Trois tortues, dont l'une nage en pleine lumière et se voit comme dans la clarté cristalline d'un aquarium.

Deux carpes: l'une remontant le rapide d'une cascade, l'autre en sortant.

Deux grues dans la neige où le pourpre de la tête et le rose des ailes se détachent du triste neutralteinte d'un ciel neigeux. Une merveilleuse impression dont il n'y a à Paris que trois ou quatre épreuves, parmi lesquelles une épreuve admirable est dans la collection Manzi: une épreuve qui vient de la collection Wakaï et qui, hélas! comme toutes les épreuves qui viennent de cette collection, font mépriser les autres; une épreuve où le vert des bouquets d'aiguilles des sapins, le brumeux du ciel, le blanc de la neige, le doux rose et le doux bleu des ailes des grues sont rendus dans une harmonie que nulle impression d'aucun pays au monde n'a jamais pu attraper,—et n'a jamais pu, à la fois, en donner le détachement et la fonte.

De cette série ferait encore partie l'impression de deux chevaux et d'un poulain, d'une furie, d'un emportement, d'un mors aux dents du dessin si extraordinaire, et la plus rare des cinq impressions faisant partie de la collection de M. Vever.

Une autre suite, dont on ne connaîtrait que deux planches (H. 50, L. 28), et qui semble une série des Mois de l'année, à deux planches, que j'ai rencontrées seulement dans la collection Hayashi.

Le premier mois.

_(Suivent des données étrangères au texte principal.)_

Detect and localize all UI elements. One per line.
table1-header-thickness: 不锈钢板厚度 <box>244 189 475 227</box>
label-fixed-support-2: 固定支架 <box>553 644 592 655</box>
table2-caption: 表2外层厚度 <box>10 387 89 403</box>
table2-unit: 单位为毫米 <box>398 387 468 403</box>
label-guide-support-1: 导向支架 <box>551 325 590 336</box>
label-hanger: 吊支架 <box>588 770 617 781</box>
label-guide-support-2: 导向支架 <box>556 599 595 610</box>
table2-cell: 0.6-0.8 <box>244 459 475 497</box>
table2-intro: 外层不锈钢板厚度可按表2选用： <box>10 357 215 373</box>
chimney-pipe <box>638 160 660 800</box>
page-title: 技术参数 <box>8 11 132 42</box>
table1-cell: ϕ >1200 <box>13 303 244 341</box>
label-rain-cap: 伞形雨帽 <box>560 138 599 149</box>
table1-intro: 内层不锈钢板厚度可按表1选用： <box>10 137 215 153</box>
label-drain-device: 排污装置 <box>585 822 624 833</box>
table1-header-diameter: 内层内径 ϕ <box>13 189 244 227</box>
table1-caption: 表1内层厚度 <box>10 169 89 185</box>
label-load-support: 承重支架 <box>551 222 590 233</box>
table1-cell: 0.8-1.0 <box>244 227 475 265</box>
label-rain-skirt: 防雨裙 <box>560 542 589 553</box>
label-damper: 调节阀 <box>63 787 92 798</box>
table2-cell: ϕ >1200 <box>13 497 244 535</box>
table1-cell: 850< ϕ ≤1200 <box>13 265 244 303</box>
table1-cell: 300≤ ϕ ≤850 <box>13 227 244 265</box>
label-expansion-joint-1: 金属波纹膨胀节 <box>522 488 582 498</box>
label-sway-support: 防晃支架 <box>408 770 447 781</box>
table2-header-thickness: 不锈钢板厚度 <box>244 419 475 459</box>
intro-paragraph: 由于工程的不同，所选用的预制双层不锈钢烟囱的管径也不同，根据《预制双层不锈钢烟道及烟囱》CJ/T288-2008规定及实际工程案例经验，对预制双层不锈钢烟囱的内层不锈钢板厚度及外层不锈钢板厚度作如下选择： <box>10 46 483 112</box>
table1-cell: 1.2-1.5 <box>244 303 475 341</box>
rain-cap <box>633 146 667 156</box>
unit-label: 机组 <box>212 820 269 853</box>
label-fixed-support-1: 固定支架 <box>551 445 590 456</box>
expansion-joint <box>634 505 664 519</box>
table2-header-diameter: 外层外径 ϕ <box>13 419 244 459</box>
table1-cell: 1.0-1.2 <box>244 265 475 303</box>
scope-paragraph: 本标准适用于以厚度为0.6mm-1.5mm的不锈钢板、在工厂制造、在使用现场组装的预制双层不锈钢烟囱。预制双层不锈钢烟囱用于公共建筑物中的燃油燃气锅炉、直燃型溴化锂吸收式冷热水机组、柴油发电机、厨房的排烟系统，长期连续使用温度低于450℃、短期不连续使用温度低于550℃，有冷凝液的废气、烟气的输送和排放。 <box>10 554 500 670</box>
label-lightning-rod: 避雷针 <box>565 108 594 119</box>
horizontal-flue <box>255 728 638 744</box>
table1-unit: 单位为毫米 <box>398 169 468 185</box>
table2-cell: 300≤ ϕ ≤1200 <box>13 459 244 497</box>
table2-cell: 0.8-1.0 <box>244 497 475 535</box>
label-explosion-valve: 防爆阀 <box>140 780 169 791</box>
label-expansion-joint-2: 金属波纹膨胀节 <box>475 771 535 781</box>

Deux femmes passant devant un temple suivies d'un serviteur portant un enfant.

Le dixième mois. Un balayeur tendant un gâteau à un singe que regarde un enfant.

Une autre suite de dix grandes planches (H. 20, L. 38), représentant des fleurs signées: Hokousai I-itsou.

Des fleurs violettes.—Des camélias rouges.—Des volubilis.—Des pivoines.—Des chrysanthèmes.—Des fleurs étoilées.—Des iris.—Des hortensias.—Des datura.—Des pavots.

Les Chrysanthèmes, les Iris et les Pivoines, sous un coup de vent dans lequel vole un papillon, les ailes retournées: des planches admirables par le style apporté à la fleur par les Japonais seuls!